Bras ballants, les membres des Brigades réunis dans la grotte observaient les lueurs étranges qui émanaient de ces eaux clapotantes si particulières, si uniques qu'ils auraient pu les reconnaître même dans un seau en bois. Comment telle anomalie pouvait-elle être envisageable ? La forteresse du Pic Zygos, qui incarnait la frontière entre Balhaan et Kale, était désormais loin derrière eux. Pourtant, aucune erreur n'était envisageable ; et cet ours, Cydylaïn de son état, qu'Akis avait éclaté une minute plus tôt corroborait cette hypothèse incongrue et renforçait leur saisissant sentiment de désorientation.

C'étaient toutes leurs certitudes les plus élémentaires qui étaient mises à bas violemment. Leur croyances les plus sûres, au sujet desquelles nul n'avait jamais eu l'audace d'entretenir le moindre doute.

Quelques regards furent échangés sans que le silence ne soit troublé par quiconque. Dixan lui-même avait l'air de ne pas en mener large... Et c'était largement compréhensible. Akis, de son côté, prit bien le parti de se redresser pataudement, mais uniquement pour se rapprocher du rond de pierres ancestral sur lequel il vint poser son séant. Ses doigts s'invitèrent au creux des vaguelettes translucides et il apprécia mutiquement la sensation de chaleur qu'elles imprimèrent au contact de sa peau. Pas de doute : ce Sciotum en était bien un.

L'hébétement ambiant prit fin lorsque quelques éclats de voix résonnèrent à l'extérieur de la grotte ; plusieurs individus semblaient grimper afin de les rejoindre, et il ne leur fallut effectivement pas longtemps pour pénétrer dans la caverne. Ainsi, Nakata, Sylas et Aiz se présentèrent à leurs compagnons et constatèrent d'eux-mêmes la présence de cet élément incongru dans ce paysage rocailleux ; et leurs compagnons d'infortune, eux, eurent tout le loisir de constater qu'un autre homme les accompagnait, un inconnu, dont l'amertume prévalait sur l'étonnement.

Cet inconnu voyait sur son cou, son menton et ses joues courir une barbe rêche, dense, désordonnée. Ses cheveux, eux aussi, avaient tout de la toison chaotique ; les peaux animales qui le recouvraient, unis par quelques fils en un simulacre de vêtements, donnaient l'impression qu'il s'agissait d'un ermite ou d'un pèlerin égaré, qui s'était acclimaté à la vie en haute montagne par défaut, bien incapable de s'en retourner vivre en société, par malchance ou par choix. Sa voix, grave et profonde, s'éleva bientôt avec une teinte de colère.

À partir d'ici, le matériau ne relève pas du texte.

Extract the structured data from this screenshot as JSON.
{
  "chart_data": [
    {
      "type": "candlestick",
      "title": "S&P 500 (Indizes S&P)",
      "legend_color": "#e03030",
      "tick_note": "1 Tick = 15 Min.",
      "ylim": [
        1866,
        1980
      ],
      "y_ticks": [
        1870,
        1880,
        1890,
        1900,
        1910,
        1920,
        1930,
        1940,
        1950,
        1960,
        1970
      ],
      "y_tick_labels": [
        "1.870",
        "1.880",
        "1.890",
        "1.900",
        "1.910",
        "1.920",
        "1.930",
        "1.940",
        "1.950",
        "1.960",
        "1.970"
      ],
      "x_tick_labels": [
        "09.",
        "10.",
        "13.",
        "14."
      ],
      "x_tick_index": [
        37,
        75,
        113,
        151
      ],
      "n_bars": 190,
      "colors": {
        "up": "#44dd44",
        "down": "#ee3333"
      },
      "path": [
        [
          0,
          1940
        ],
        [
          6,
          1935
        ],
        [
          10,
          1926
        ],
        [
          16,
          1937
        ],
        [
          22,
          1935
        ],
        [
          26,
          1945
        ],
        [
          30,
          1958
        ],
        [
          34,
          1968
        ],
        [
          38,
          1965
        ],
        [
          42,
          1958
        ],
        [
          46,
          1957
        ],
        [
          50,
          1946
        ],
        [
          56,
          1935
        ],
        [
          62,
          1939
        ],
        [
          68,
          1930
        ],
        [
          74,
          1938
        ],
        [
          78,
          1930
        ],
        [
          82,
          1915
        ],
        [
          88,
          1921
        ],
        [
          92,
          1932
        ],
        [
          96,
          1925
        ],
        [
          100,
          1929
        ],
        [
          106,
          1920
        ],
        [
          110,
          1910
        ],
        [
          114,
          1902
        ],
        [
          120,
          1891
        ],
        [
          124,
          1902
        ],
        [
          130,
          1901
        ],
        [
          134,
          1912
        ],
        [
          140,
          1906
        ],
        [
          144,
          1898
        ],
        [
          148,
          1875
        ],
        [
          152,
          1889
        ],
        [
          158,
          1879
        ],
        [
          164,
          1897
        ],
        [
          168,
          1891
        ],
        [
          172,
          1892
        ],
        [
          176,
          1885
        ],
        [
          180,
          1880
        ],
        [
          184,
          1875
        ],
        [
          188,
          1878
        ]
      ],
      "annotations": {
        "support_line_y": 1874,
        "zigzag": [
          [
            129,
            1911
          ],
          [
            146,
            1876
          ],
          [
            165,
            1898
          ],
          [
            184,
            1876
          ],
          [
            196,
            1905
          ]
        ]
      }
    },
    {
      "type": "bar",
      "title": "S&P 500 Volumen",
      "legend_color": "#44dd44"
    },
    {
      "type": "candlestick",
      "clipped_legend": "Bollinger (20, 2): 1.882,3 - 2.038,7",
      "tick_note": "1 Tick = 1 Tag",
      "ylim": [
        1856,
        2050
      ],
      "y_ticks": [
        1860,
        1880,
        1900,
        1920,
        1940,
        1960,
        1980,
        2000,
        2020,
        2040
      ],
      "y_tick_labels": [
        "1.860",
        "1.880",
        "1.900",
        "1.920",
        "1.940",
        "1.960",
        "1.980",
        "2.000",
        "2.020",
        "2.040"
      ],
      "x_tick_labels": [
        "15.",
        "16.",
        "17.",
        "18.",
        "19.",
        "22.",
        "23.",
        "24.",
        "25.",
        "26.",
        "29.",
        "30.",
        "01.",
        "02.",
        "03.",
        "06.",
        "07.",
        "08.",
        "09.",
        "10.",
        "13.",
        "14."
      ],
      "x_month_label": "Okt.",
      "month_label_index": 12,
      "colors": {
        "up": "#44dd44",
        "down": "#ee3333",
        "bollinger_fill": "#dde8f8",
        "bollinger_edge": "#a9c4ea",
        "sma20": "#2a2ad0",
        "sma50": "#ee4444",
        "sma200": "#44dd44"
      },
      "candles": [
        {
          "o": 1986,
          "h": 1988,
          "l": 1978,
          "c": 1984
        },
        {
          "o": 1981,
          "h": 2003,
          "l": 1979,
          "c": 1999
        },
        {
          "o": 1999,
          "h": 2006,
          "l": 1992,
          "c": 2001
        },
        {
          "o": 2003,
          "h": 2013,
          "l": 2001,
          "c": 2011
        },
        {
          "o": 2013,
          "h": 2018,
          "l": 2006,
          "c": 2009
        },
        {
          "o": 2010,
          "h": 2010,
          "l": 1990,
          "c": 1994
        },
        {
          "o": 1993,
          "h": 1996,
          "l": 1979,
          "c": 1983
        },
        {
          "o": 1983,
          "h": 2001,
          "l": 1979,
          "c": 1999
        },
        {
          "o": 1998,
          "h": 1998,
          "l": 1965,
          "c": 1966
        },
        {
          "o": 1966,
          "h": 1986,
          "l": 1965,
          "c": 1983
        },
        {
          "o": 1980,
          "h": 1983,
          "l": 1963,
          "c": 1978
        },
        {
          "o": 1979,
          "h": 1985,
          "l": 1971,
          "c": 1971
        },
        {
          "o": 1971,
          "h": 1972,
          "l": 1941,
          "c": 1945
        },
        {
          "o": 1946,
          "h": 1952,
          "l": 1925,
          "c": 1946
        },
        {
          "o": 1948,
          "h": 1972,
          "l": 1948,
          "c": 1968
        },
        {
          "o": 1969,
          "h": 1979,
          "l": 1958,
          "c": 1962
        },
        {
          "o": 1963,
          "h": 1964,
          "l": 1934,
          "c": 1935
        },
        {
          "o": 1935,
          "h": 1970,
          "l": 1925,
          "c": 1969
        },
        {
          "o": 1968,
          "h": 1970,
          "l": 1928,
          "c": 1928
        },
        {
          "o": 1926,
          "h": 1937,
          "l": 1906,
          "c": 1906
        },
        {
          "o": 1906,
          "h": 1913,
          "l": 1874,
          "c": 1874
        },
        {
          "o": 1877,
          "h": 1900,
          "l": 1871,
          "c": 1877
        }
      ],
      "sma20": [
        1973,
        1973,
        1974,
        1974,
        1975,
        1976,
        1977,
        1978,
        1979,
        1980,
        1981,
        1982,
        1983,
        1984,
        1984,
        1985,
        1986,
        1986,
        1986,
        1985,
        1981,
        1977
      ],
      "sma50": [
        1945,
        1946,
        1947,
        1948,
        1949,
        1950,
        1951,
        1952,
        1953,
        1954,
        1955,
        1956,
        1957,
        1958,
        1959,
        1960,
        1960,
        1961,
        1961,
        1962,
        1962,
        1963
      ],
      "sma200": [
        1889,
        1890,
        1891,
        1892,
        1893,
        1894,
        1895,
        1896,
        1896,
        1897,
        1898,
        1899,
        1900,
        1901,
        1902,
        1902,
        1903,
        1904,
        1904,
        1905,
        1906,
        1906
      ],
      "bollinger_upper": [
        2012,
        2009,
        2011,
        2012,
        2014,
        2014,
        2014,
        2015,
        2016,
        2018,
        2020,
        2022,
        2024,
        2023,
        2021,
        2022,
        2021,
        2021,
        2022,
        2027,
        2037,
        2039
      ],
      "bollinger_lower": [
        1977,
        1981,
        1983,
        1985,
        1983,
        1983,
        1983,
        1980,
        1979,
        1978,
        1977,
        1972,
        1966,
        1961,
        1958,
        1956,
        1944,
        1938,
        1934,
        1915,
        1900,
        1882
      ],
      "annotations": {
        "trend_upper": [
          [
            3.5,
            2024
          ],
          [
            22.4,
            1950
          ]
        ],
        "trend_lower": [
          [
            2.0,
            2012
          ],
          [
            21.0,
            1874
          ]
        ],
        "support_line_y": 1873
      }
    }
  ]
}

— Qu'avez-vous faits à Resha ? Le pauvre... Dépêchez-vous de le plonger dans le Sciotum ! Allez !

Sora, Andrek et Akis échangèrent un regard dubitatif et devinèrent finalement que l'homme faisait référence au Cydylaïn qu'ils avaient abattu ; d'ailleurs, il en pointa les fragments d'une main rageuse avant que Nakata, dans son dos, ne le rappelle à l'ordre. L'épée du commandant, pointée sur les lombaires de l'inconnu, compléta sa menace à elle seule.

— Je ne crois pas que vous soyez en mesure de formuler des exigences, monsieur qui-que-vous-soyez.

— Qui êtes-vous ? l'interrogea vivement Dixan, en comprenant que c'était une question à laquelle Nakata et les deux autres ne pouvaient pas répondre non plus.

— Un de vos compatriotes, grommela l'autre type. Vous voulez vraiment avoir la mort de l'un des vôtres sur la conscience ? Bon sang, moi qui prenais les Brigades Royales pour des modèles de sainteté !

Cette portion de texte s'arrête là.